Abstract
To the Editor:
I read with great interest the comment by Dr. Nordström 1 on our recent article “Shorter Recovery Time in Concussed Elite Ice Hockey Players by Early Head-and-Neck Cooling—A Clinical Trial,” published in the Journal of Neurotrauma by Dr. Al-Husseini and colleagues. Dr. Nordström is a well-known expert in the pathophysiology of traumatic brain injury (TBI), and his interest in our study is highly appreciated.
However, I have concerns about some of the comments provided in his Letter to the Editor 1 for the following reasons. First, it has an “apples versus oranges” approach. The study by Poli and colleagues 2 was used by Dr. Nordström to suggest that head-neck cooling is ineffective, or at least insufficient in resulting in a clinically relevant cerebral temperature decrease. However, in stark contrast to our study on concussed ice hockey players, the cited study 2 used head-neck cooling in an intensive care unit setting aiming to reduce brain temperature in normothermic and intubated, mechanically ventilated, and deeply sedated patients with an ischemic or hemorrhagic stroke severe enough to warrant invasive intracranial pressure monitoring. The aim of our present study was not to induce hypothermia, it was to achieve rapid normalization of brain temperature, based on available data showing that core temperature is markedly elevated in ice hockey players. 3 Since the core temperature is elevated by strenuous exercise, the brain temperature is also elevated and is typically even higher than in the body. 3,4 The suggestion in this Letter to the Editor that brain and core temperatures are similar lacks support from recent studies.
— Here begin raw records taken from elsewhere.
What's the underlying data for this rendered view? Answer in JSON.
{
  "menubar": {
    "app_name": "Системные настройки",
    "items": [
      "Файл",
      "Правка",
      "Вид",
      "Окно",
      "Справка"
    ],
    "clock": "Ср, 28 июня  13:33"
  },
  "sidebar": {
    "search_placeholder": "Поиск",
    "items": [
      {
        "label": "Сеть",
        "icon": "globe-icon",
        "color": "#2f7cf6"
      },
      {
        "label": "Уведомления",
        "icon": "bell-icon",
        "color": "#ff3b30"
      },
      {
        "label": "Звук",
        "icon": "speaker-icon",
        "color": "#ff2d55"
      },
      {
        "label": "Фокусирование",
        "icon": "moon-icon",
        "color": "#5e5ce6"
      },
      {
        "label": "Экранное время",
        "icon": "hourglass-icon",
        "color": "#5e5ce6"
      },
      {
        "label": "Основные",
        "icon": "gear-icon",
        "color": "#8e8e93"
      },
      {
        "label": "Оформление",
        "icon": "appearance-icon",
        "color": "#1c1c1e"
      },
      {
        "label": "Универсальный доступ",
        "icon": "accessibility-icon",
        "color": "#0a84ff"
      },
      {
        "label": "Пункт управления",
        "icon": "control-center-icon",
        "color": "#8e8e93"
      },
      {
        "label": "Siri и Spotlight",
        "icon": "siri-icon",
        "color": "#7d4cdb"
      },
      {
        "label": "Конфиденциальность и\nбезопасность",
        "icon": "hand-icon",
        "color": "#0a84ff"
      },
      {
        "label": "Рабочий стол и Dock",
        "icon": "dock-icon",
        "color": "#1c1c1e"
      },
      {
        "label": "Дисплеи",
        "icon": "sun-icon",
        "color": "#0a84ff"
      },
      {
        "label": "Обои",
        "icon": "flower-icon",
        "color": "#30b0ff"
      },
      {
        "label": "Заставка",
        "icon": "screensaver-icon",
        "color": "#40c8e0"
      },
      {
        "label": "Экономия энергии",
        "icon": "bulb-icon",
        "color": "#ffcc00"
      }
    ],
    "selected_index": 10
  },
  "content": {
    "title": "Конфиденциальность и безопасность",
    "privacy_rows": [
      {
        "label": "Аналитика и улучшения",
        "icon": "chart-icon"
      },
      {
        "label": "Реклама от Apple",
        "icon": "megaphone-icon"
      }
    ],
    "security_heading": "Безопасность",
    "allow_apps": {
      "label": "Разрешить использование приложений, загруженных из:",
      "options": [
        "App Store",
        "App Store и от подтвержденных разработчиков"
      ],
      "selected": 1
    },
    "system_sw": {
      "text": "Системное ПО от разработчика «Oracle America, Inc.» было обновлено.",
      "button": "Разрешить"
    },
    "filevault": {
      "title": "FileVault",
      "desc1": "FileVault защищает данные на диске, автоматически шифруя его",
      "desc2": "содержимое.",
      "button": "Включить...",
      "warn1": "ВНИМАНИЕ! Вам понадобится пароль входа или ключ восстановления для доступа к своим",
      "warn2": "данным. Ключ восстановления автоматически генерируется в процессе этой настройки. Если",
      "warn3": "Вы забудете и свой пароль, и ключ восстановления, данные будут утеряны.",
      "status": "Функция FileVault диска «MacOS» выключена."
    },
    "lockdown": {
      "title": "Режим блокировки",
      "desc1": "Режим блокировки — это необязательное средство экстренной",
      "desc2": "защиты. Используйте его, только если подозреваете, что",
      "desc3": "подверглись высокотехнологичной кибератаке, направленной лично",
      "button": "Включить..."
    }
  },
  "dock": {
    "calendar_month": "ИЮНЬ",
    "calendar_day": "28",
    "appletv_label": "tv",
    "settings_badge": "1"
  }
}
Further, in the cited study by Poli and colleagues, the Sovika® cooling helmet was used, into which a gel at 4°C without active cooling was placed. Arguably, the cooling effect was likely transient. In contrast, we used a circulating fluid maintained at 0°C throughout the cooling treatment for a minimum of 45 min. In fact, using other head-neck cooling devices similar to ours, a 2°C decrease of cortical temperature monitored by an invasive sensor in severe stroke or TBI patients was achieved within 15 min after application of a cooling helmet, and could be maintained up to 2.5°C below core temperature for 48 h. 5 Based on theoretical modeling, 6 a head cap may lower the temperature in superficial cortical regions, while to cool deep brain structures, neck cooling may also be needed. 5,7 Such data argue that a combination of head and neck cooling has the potential to lower brain temperature, in our study aimed at attenuating exercise-induced hyperthermia at time of concussion.
Dr. Nordström also argues that there is no solid proof that the our selective head-neck cooling method actually lowers brain temperature (and metabolism). My second concern is based on the concept in science that “absence of evidence of a certain mechanism is not evidence of absence for that mechanism.” I agree with Dr. Norström that any results obtained by the zero-heat flux method used in our previous report 8 must be interpreted with much caution with regard to the uncertainties of the depth of measurements (typically stated to be 1-2 cm below the surface of the skin), and it is debated if superficial cerebral temperature can at all be assessed with this method. However, as mentioned, there are other reports showing a reduction in superficial cortex by invasive monitoring or tympanic membrane measurements using similar methods of head-neck cooling. 5,7,9
While invasive intracranial temperature monitoring in hyperthermic elite athletes would solve this issue, it is unrealistic due to the obvious ethical and practical limitations. The use of magnetic resonance imaging is an alternative, 10 although it requires interruption of the cooling and may not be feasible. Another approach could be to measure the indirect biological effects of selective head-neck cooling on biomarkers of neuronal and glial injury in groups of athletes concussed at strenuous exercise. Such studies are ongoing by our group.
Dr. Nordström claims that the observed effects achieved by cooling are merely “a delusion.” This is an unnecessarily harsh choice of wording that requires some comments. For many treatments of neurosurgical and neurological disorders, the mechanisms explaining efficacy are often unknown. That list can be long, but just to mention a few: Do we really know in detail, for example, how nimodipin used in subarachnoid hemorrhage or common antiepileptic drugs work, or for that matter, lithium or electroconvulsive therapy for psychiatric disorders? Are these treatments then merely “delusional” and should be discarded?
It has been shown beyond reasonable doubt that hyperthermia exacerbates the extent of acute brain injuries. However, we may agree that the biological mechanisms of head-neck cooling may be multi-faceted and extend beyond temperature effects. Therapeutic efficacy and changes in cerebral blood flow have indeed been observed beyond the acute post-concussive period, 11,12 findings that cannot be explained merely by attenuation of cerebral hyperthermia.
Again, we thank Dr. Nordström for his insightful comments on our study. 13 We hope our work provides a basis for improved therapies in the acute post-concussive setting and inspires further studies on the role of temperature, and cooling, in sport-related concussion.